For the last month I have been logging onto eBay every day and scouring the site for look-a-like ducks. Tom says that this shows that I don’t have enough to do with my time. Tom doesn’t realise the seriousness of the situation. Even the postman is in the know, and each time he knocks on the door, clutching a parcel and needing a signature, he chuckles and says: ‘Another duck for the little ‘un then?’ And each time, I laugh nervously, then hurriedly open the package, before the postman has even made it to the garden gate. I either laugh or cry, depending on what mood I’m in, at the horror of ducks that I see before me. Our house is now full of random, singing, dancing, talking, quacking, wiggling duck nightmares, none of which compare in any way to the original.
I have been on the phone to the H&M (which is where the duck was naively purchased) customer services in Sweden several times, spouting off duck product codes to them and pleading with them to start making them again, or demanding that they search their warehouse for a leftover rogue duck that may have escaped before making it to the shop floor. I have even thought about asking them to put up posters in their shop window saying ‘Have you seen this duck? - if so please contact … etc’. The best that Hennes could offer was a dog made from the same material, and of a similar weight. In desperation I bought this stuffed puppy, held it in front of Betty and made quacking noises. Betty remained unmoved, though perhaps slightly angry.
In a last ditch attempt to keep my daughter sweet, and myself sane, I decided to try to make a copy of the duck myself. I spent hours sourcing materials that closely matched, and then got to work on my sewing machine. After about five attempts and some odd-looking fleecy matter, I finally managed to produce something that loosely resembled the real thing.

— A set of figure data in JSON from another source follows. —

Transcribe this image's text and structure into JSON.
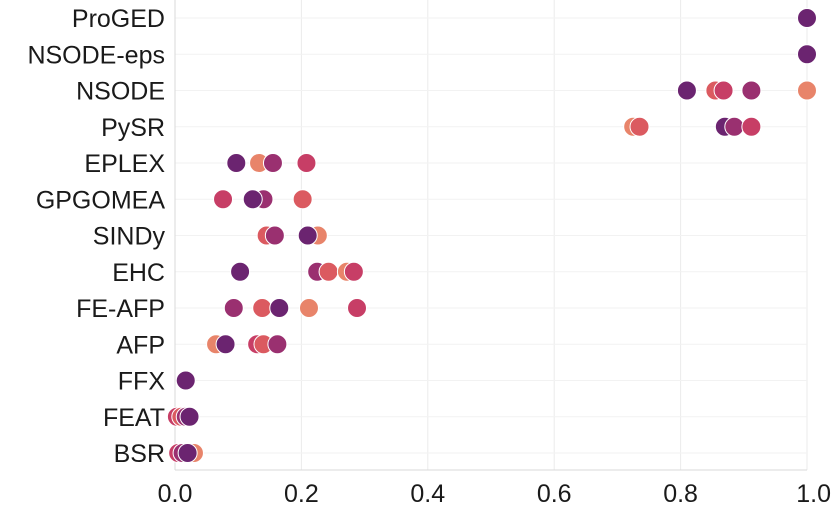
{
  "chart_data": {
    "type": "scatter",
    "title": "",
    "xlabel": "",
    "ylabel": "",
    "xlim": [
      0.0,
      1.0
    ],
    "x_ticks": [
      "0.0",
      "0.2",
      "0.4",
      "0.6",
      "0.8",
      "1.0"
    ],
    "x_tick_values": [
      0.0,
      0.2,
      0.4,
      0.6,
      0.8,
      1.0
    ],
    "categories": [
      "ProGED",
      "NSODE-eps",
      "NSODE",
      "PySR",
      "EPLEX",
      "GPGOMEA",
      "SINDy",
      "EHC",
      "FE-AFP",
      "AFP",
      "FFX",
      "FEAT",
      "BSR"
    ],
    "grid": "vertical",
    "legend": "none",
    "palette": [
      "#e8846a",
      "#db5a60",
      "#c73e66",
      "#9a3070",
      "#6b2470"
    ],
    "points": [
      {
        "category": "ProGED",
        "values": [
          1.0
        ],
        "colors": [
          4
        ]
      },
      {
        "category": "NSODE-eps",
        "values": [
          1.0
        ],
        "colors": [
          4
        ]
      },
      {
        "category": "NSODE",
        "values": [
          0.81,
          0.855,
          0.868,
          0.912,
          1.0
        ],
        "colors": [
          4,
          1,
          2,
          3,
          0
        ]
      },
      {
        "category": "PySR",
        "values": [
          0.725,
          0.735,
          0.87,
          0.885,
          0.912
        ],
        "colors": [
          0,
          1,
          4,
          3,
          2
        ]
      },
      {
        "category": "EPLEX",
        "values": [
          0.097,
          0.133,
          0.155,
          0.208
        ],
        "colors": [
          4,
          0,
          3,
          2
        ]
      },
      {
        "category": "GPGOMEA",
        "values": [
          0.076,
          0.14,
          0.123,
          0.202
        ],
        "colors": [
          2,
          3,
          4,
          1
        ]
      },
      {
        "category": "SINDy",
        "values": [
          0.226,
          0.145,
          0.158,
          0.21
        ],
        "colors": [
          0,
          1,
          3,
          4
        ]
      },
      {
        "category": "EHC",
        "values": [
          0.103,
          0.225,
          0.243,
          0.272,
          0.283
        ],
        "colors": [
          4,
          3,
          1,
          0,
          2
        ]
      },
      {
        "category": "FE-AFP",
        "values": [
          0.093,
          0.138,
          0.165,
          0.212,
          0.288
        ],
        "colors": [
          3,
          1,
          4,
          0,
          2
        ]
      },
      {
        "category": "AFP",
        "values": [
          0.065,
          0.08,
          0.13,
          0.14,
          0.162
        ],
        "colors": [
          0,
          4,
          2,
          1,
          3
        ]
      },
      {
        "category": "FFX",
        "values": [
          0.017
        ],
        "colors": [
          4
        ]
      },
      {
        "category": "FEAT",
        "values": [
          0.003,
          0.01,
          0.017,
          0.023
        ],
        "colors": [
          2,
          1,
          3,
          4
        ]
      },
      {
        "category": "BSR",
        "values": [
          0.005,
          0.012,
          0.03,
          0.02
        ],
        "colors": [
          2,
          3,
          0,
          4
        ]
      }
    ]
  }
}
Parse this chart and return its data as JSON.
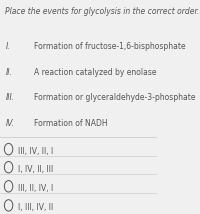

The following morning I casually left the fake on the window sill to see how Betty would react. At first glance, and from a distance, she got very excited and I think was tricked into thinking that it was the real thing. When I handed it to her saying: ‘Look, it’s your duck,’ she inspected it for about half a second and then callously threw it as far away from her as possible. And as if that wasn’t enough, she then proceeded to run her Wheely Bug backwards and forwards over it.